The Invitation By Charles Haddon Spurgeon
Without considering these words in their prophetical connection, let us regard them as the invitation of our great Forerunner to His sanctified people. In due time there shall be heard "a great voice from heaven" to every believer, saying, "Come up hither." This should be to the saints the subject of joyful anticipation. Instead of dreading the time when we shall leave this world to go unto the Father, we should be panting for the hour of our emancipation.

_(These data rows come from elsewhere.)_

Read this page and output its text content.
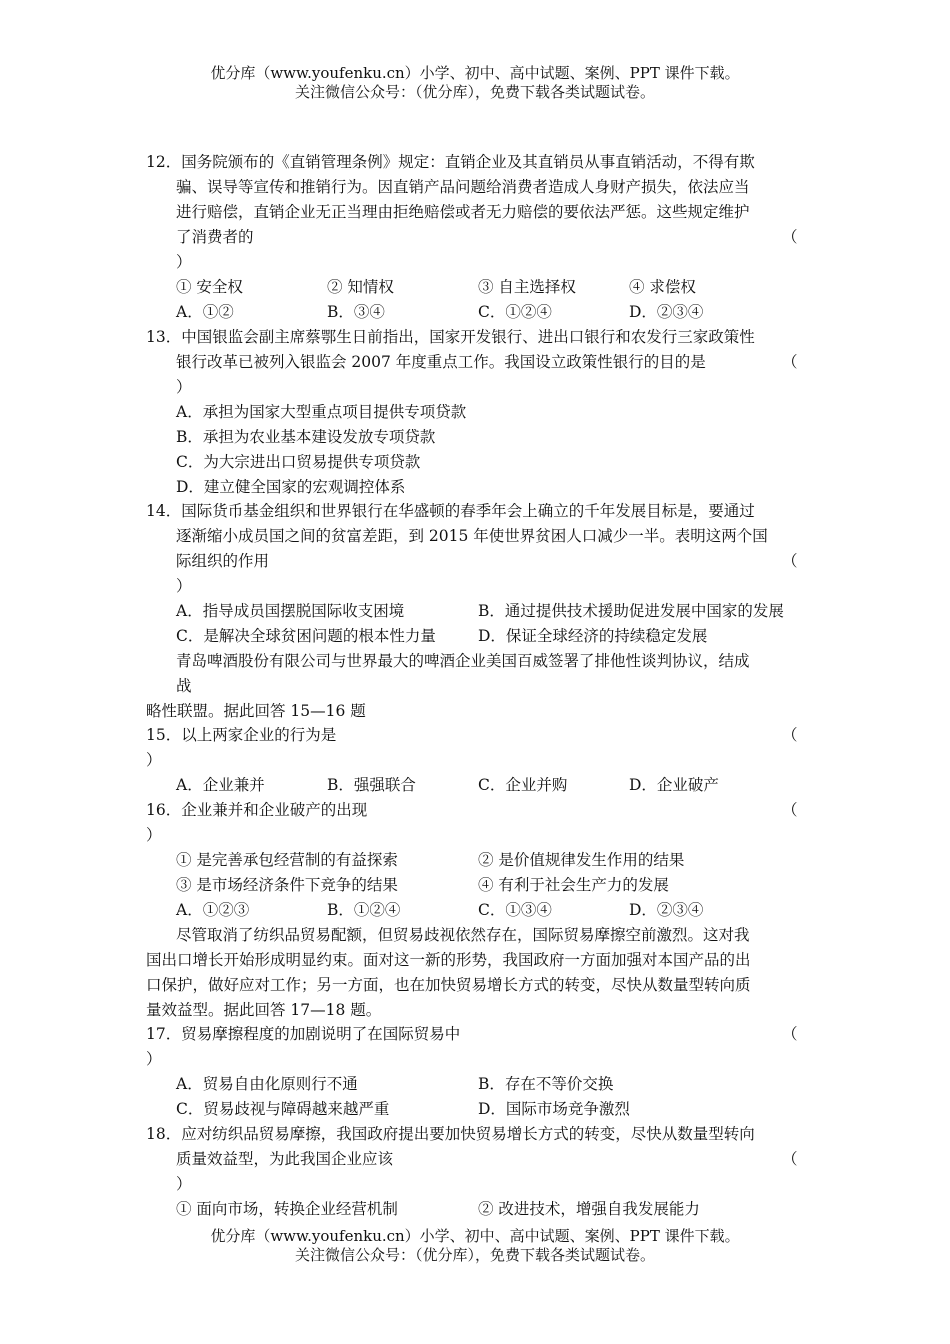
优分库（www.youfenku.cn）小学、初中、高中试题、案例、PPT 课件下载。
关注微信公众号：（优分库），免费下载各类试题试卷。
12．国务院颁布的《直销管理条例》规定：直销企业及其直销员从事直销活动，不得有欺
骗、误导等宣传和推销行为。因直销产品问题给消费者造成人身财产损失，依法应当
进行赔偿，直销企业无正当理由拒绝赔偿或者无力赔偿的要依法严惩。这些规定维护
了消费者的	（
）
① 安全权	② 知情权	③ 自主选择权	④ 求偿权
A．①②	B．③④	C．①②④	D．②③④
13．中国银监会副主席蔡鄂生日前指出，国家开发银行、进出口银行和农发行三家政策性
银行改革已被列入银监会 2007 年度重点工作。我国设立政策性银行的目的是	（
）
A．承担为国家大型重点项目提供专项贷款
B．承担为农业基本建设发放专项贷款
C．为大宗进出口贸易提供专项贷款
D．建立健全国家的宏观调控体系
14．国际货币基金组织和世界银行在华盛顿的春季年会上确立的千年发展目标是，要通过
逐渐缩小成员国之间的贫富差距，到 2015 年使世界贫困人口减少一半。表明这两个国
际组织的作用	（
）
A．指导成员国摆脱国际收支困境	B．通过提供技术援助促进发展中国家的发展
C．是解决全球贫困问题的根本性力量	D．保证全球经济的持续稳定发展
青岛啤酒股份有限公司与世界最大的啤酒企业美国百威签署了排他性谈判协议，结成
战
略性联盟。据此回答 15—16 题
15．以上两家企业的行为是	（
）
A．企业兼并	B．强强联合	C．企业并购	D．企业破产
16．企业兼并和企业破产的出现	（
）
① 是完善承包经营制的有益探索	② 是价值规律发生作用的结果
③ 是市场经济条件下竞争的结果	④ 有利于社会生产力的发展
A．①②③	B．①②④	C．①③④	D．②③④
尽管取消了纺织品贸易配额，但贸易歧视依然存在，国际贸易摩擦空前激烈。这对我
国出口增长开始形成明显约束。面对这一新的形势，我国政府一方面加强对本国产品的出
口保护，做好应对工作；另一方面，也在加快贸易增长方式的转变，尽快从数量型转向质
量效益型。据此回答 17—18 题。
17．贸易摩擦程度的加剧说明了在国际贸易中	（
）
A．贸易自由化原则行不通	B．存在不等价交换
C．贸易歧视与障碍越来越严重	D．国际市场竞争激烈
18．应对纺织品贸易摩擦，我国政府提出要加快贸易增长方式的转变，尽快从数量型转向
质量效益型，为此我国企业应该	（
）
① 面向市场，转换企业经营机制	② 改进技术，增强自我发展能力
优分库（www.youfenku.cn）小学、初中、高中试题、案例、PPT 课件下载。
关注微信公众号：（优分库），免费下载各类试题试卷。
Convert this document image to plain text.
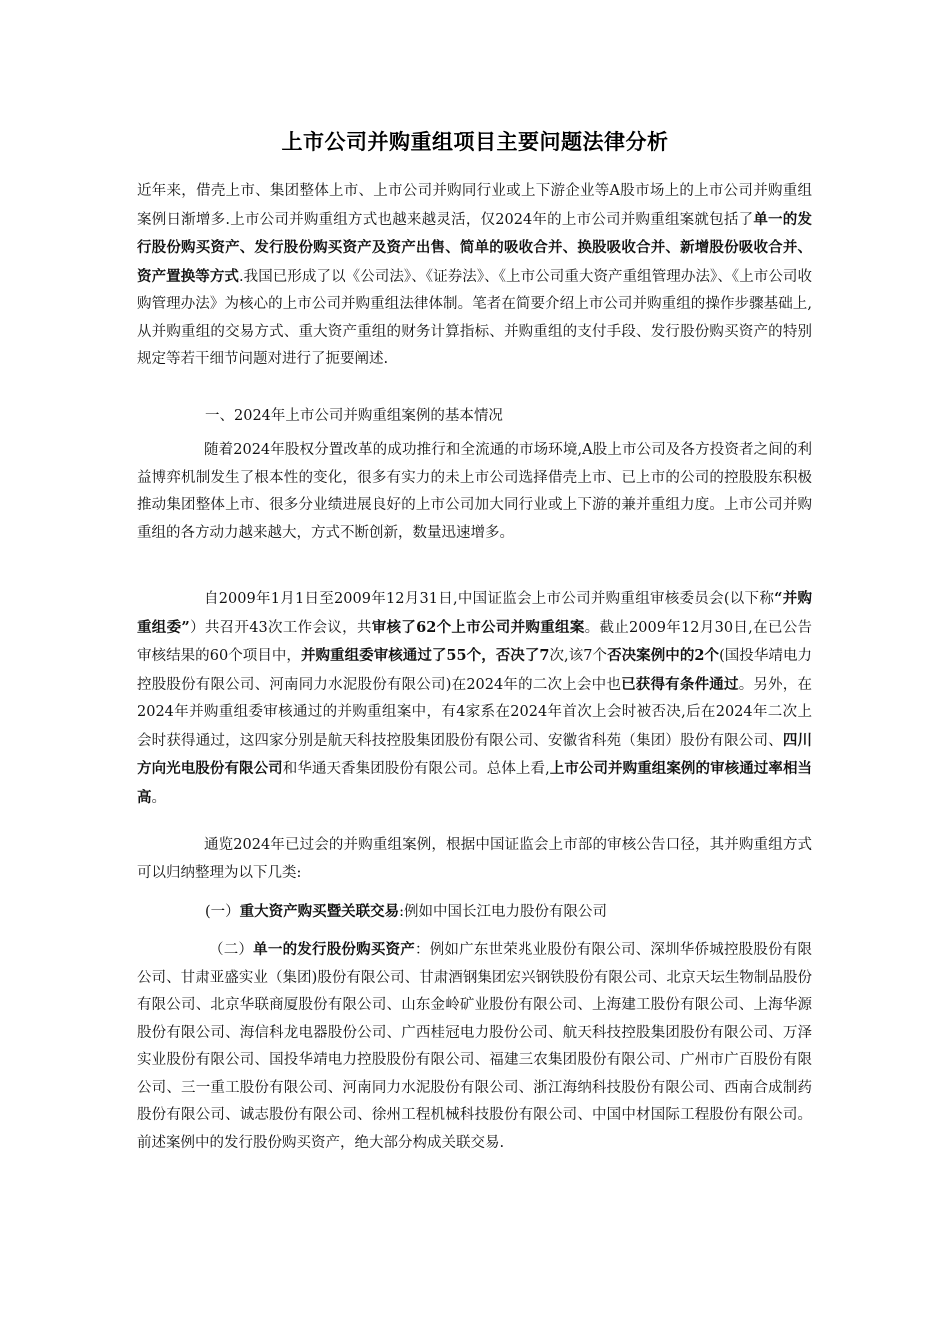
上市公司并购重组项目主要问题法律分析

近年来，借壳上市、集团整体上市、上市公司并购同行业或上下游企业等A股市场上的上市公司并购重组案例日渐增多.上市公司并购重组方式也越来越灵活，仅2024年的上市公司并购重组案就包括了单一的发行股份购买资产、发行股份购买资产及资产出售、简单的吸收合并、换股吸收合并、新增股份吸收合并、资产置换等方式.我国已形成了以《公司法》、《证券法》、《上市公司重大资产重组管理办法》、《上市公司收购管理办法》为核心的上市公司并购重组法律体制。笔者在简要介绍上市公司并购重组的操作步骤基础上,从并购重组的交易方式、重大资产重组的财务计算指标、并购重组的支付手段、发行股份购买资产的特别规定等若干细节问题对进行了扼要阐述.

一、2024年上市公司并购重组案例的基本情况

随着2024年股权分置改革的成功推行和全流通的市场环境,A股上市公司及各方投资者之间的利益博弈机制发生了根本性的变化，很多有实力的未上市公司选择借壳上市、已上市的公司的控股股东积极推动集团整体上市、很多分业绩进展良好的上市公司加大同行业或上下游的兼并重组力度。上市公司并购重组的各方动力越来越大，方式不断创新，数量迅速增多。

自2009年1月1日至2009年12月31日,中国证监会上市公司并购重组审核委员会(以下称“并购重组委”）共召开43次工作会议，共审核了62个上市公司并购重组案。截止2009年12月30日,在已公告审核结果的60个项目中，并购重组委审核通过了55个，否决了7次,该7个否决案例中的2个(国投华靖电力控股股份有限公司、河南同力水泥股份有限公司)在2024年的二次上会中也已获得有条件通过。另外，在2024年并购重组委审核通过的并购重组案中，有4家系在2024年首次上会时被否决,后在2024年二次上会时获得通过，这四家分别是航天科技控股集团股份有限公司、安徽省科苑（集团）股份有限公司、四川方向光电股份有限公司和华通天香集团股份有限公司。总体上看,上市公司并购重组案例的审核通过率相当高。

通览2024年已过会的并购重组案例，根据中国证监会上市部的审核公告口径，其并购重组方式可以归纳整理为以下几类:

(一）重大资产购买暨关联交易:例如中国长江电力股份有限公司

（二）单一的发行股份购买资产：例如广东世荣兆业股份有限公司、深圳华侨城控股股份有限公司、甘肃亚盛实业（集团)股份有限公司、甘肃酒钢集团宏兴钢铁股份有限公司、北京天坛生物制品股份有限公司、北京华联商厦股份有限公司、山东金岭矿业股份有限公司、上海建工股份有限公司、上海华源股份有限公司、海信科龙电器股份公司、广西桂冠电力股份公司、航天科技控股集团股份有限公司、万泽实业股份有限公司、国投华靖电力控股股份有限公司、福建三农集团股份有限公司、广州市广百股份有限公司、三一重工股份有限公司、河南同力水泥股份有限公司、浙江海纳科技股份有限公司、西南合成制药股份有限公司、诚志股份有限公司、徐州工程机械科技股份有限公司、中国中材国际工程股份有限公司。前述案例中的发行股份购买资产，绝大部分构成关联交易.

Our song should be--
"My heart is with Him on His throne,
And ill can brook delay;
Each moment listening for the voice,
'Rise up and come away.'"
We are not called down to the grave, but up to the skies. Our heaven-born spirits should long for their native air. Yet should the celestial summons be the object of patient waiting. Our God knows best when to bid us "Come up thither." We must not wish to antedate the period of our departure. I know that strong love will make us cry,
"O Lord of Hosts, the waves divide,
And land us all in heaven;"
but patience must have her perfect work. God ordains with accurate wisdom the most fitting time for the redeemed to abide below. Surely, if there could be regrets in heaven, the saints might mourn that they did not live longer here to do more good. Oh, for more sheaves for my Lord's garner! more jewels for His crown! But how, unless there be more work? True, there is the other side of it, that, living so briefly, our sins are the fewer; but oh! when we are fully serving God, and He is giving us to scatter precious seed, and reap a hundredfold, we would even say it is well for us to abide where we are. Whether our Master shall say "go," or "stay," let us be equally well pleased so long as He indulges us with His presence.